According to one judge, “ . . . the XERO Energy plan is a bold, innovative and beautiful approach to a new type of urban infill. … It was the bold and visionary plan for a greenway that pushed this entry over the top.”
Related
Watch the ABC World News with Charlie Gibson video segment on YouTube featuring Re:Vision Dallas as part of its “Downsizing your Dream Home" series.
WINNERS: AIA’s New Practices San Francisco Award
AIA San Francisco (American Institute of Architects San Francisco chapter) awarded its New Practices Award, the 2009 West Coast premiere of AIA New York’s annual portfolio competition and exhibition, to several architectural firms, two of which—Min | Day and Faulders Studio—are spearheaded by CCA Architecture faculty. A third firm, also led by a CCA Architecture faculty member, received honorable mention.
Master of Architecture Program senior lecturer E. B. Min is one of two partners at Min | Day, the other being Jeffrey L. Day, who is an associate professor of Architecture at the University of Nebraska-Lincoln. Thom Faulders, is an associate professor in the Architecture Program and founder of Faulders Studio. The New Practices Award is “distinguished from others given to new practices is the attention focused on how the winning firms are uniquely shaped to better facilitate the type of projects that they undertake.”

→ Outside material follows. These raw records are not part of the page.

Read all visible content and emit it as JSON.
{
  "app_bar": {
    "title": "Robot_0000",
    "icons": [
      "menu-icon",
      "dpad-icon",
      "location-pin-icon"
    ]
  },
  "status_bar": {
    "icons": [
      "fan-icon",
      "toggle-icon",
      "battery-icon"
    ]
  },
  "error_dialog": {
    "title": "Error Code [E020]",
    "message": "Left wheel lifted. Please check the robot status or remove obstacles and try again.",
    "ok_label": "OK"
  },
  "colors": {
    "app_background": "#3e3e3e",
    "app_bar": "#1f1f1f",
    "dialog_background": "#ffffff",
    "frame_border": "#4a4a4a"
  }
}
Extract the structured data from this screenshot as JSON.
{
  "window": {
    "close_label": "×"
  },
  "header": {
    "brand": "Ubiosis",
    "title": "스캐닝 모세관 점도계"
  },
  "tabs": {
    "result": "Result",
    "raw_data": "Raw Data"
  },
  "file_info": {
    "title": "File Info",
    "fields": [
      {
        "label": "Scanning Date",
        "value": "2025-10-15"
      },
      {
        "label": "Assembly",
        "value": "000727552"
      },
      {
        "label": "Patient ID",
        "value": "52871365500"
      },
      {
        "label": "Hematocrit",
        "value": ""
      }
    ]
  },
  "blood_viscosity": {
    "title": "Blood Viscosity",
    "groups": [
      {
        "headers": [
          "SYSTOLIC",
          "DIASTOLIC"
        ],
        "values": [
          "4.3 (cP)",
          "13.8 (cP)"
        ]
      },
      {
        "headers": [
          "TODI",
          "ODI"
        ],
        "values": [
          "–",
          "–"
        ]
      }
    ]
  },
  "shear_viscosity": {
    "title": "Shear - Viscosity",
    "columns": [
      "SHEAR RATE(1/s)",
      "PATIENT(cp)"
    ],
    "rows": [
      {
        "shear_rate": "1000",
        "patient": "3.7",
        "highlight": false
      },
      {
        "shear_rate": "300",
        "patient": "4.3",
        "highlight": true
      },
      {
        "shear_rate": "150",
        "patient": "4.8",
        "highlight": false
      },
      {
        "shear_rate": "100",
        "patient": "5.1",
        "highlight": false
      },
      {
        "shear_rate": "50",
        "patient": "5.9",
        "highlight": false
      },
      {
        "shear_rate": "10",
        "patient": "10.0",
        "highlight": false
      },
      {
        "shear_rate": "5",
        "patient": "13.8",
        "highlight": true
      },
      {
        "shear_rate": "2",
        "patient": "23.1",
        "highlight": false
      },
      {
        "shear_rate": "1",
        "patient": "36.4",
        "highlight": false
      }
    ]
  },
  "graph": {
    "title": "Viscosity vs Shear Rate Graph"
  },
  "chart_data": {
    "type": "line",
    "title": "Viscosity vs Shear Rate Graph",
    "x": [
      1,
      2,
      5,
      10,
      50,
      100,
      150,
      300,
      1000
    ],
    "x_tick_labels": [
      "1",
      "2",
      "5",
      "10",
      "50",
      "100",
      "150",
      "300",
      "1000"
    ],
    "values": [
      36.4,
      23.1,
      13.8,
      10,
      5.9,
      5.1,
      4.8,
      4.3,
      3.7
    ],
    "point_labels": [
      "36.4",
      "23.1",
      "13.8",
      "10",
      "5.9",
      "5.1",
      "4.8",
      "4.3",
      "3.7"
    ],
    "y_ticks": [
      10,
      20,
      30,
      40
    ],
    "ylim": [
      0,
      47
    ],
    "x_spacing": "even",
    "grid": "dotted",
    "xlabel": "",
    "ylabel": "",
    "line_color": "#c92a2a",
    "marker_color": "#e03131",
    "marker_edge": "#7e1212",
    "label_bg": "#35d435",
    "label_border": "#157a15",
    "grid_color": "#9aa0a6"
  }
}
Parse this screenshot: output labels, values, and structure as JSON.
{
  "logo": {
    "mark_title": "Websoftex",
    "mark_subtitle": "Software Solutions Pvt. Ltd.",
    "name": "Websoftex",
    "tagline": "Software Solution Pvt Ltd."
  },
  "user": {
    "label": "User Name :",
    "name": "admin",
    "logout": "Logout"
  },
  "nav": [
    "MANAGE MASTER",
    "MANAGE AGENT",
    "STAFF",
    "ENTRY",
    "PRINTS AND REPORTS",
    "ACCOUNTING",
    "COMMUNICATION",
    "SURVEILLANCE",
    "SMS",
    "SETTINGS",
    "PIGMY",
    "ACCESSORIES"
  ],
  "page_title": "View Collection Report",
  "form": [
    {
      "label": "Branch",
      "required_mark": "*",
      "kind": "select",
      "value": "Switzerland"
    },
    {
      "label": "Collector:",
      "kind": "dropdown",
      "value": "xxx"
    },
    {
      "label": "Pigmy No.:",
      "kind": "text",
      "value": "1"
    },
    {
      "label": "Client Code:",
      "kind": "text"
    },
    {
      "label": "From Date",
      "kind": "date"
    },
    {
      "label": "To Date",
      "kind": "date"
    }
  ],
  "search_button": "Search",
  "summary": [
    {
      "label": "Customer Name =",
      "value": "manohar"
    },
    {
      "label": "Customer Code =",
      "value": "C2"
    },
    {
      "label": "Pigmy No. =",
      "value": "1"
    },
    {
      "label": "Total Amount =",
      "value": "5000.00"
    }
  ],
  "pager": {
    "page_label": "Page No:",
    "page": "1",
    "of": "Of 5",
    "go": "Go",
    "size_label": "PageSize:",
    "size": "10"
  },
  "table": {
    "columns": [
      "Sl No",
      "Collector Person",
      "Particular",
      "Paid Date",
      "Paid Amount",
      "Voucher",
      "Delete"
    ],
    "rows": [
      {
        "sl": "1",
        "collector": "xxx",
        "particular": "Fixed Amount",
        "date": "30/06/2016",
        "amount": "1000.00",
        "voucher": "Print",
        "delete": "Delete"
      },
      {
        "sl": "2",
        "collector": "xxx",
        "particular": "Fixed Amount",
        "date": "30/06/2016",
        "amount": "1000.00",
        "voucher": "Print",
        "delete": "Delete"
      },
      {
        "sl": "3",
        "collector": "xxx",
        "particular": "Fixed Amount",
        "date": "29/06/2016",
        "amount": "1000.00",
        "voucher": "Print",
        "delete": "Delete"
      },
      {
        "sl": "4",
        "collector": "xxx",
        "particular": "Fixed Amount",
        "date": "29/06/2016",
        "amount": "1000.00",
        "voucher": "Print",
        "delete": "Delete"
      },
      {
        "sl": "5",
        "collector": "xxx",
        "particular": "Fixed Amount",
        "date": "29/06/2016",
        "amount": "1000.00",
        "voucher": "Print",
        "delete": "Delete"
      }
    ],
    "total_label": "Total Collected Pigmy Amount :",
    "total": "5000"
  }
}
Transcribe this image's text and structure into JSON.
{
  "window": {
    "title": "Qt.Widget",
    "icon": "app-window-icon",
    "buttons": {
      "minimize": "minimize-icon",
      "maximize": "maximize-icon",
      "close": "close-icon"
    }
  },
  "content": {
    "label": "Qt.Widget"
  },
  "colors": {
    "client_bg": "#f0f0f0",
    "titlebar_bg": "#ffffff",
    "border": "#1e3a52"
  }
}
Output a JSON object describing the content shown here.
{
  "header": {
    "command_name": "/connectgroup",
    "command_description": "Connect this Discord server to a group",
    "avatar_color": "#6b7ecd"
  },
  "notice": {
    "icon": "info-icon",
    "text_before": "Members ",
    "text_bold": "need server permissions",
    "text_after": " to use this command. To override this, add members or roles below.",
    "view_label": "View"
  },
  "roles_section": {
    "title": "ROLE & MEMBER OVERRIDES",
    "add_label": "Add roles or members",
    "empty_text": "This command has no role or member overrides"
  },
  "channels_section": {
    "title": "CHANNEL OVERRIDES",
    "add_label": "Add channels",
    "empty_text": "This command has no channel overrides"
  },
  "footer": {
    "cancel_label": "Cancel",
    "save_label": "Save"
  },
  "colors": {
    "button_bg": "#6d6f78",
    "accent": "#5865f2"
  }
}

Additionally, Oakland-based architectural firm envelope architecture + design (aka envelope a+d), whose principal and founder is Architecture adjunct faculty member Douglas Burnham, received honorable mention.
According to the AIA San Francisco website: “The New Practice Award is a platform for recognizing and promoting new and emerging architecture firms within San Francisco that have undertaken innovative strategies—both in projects and in practice.”
Winning firms are featured in an exhibition at the Center for Architecture in New York, June 4–September 19, 2009, and at the Center for Architecture + Design Gallery at AIA San Francisco November 1–January 29, 2010.
Congratulations to all CCA Architecture faculty and students, including Architecture Director Ila Berman, who contributed to this impressive and well-deserved collection of industry awards!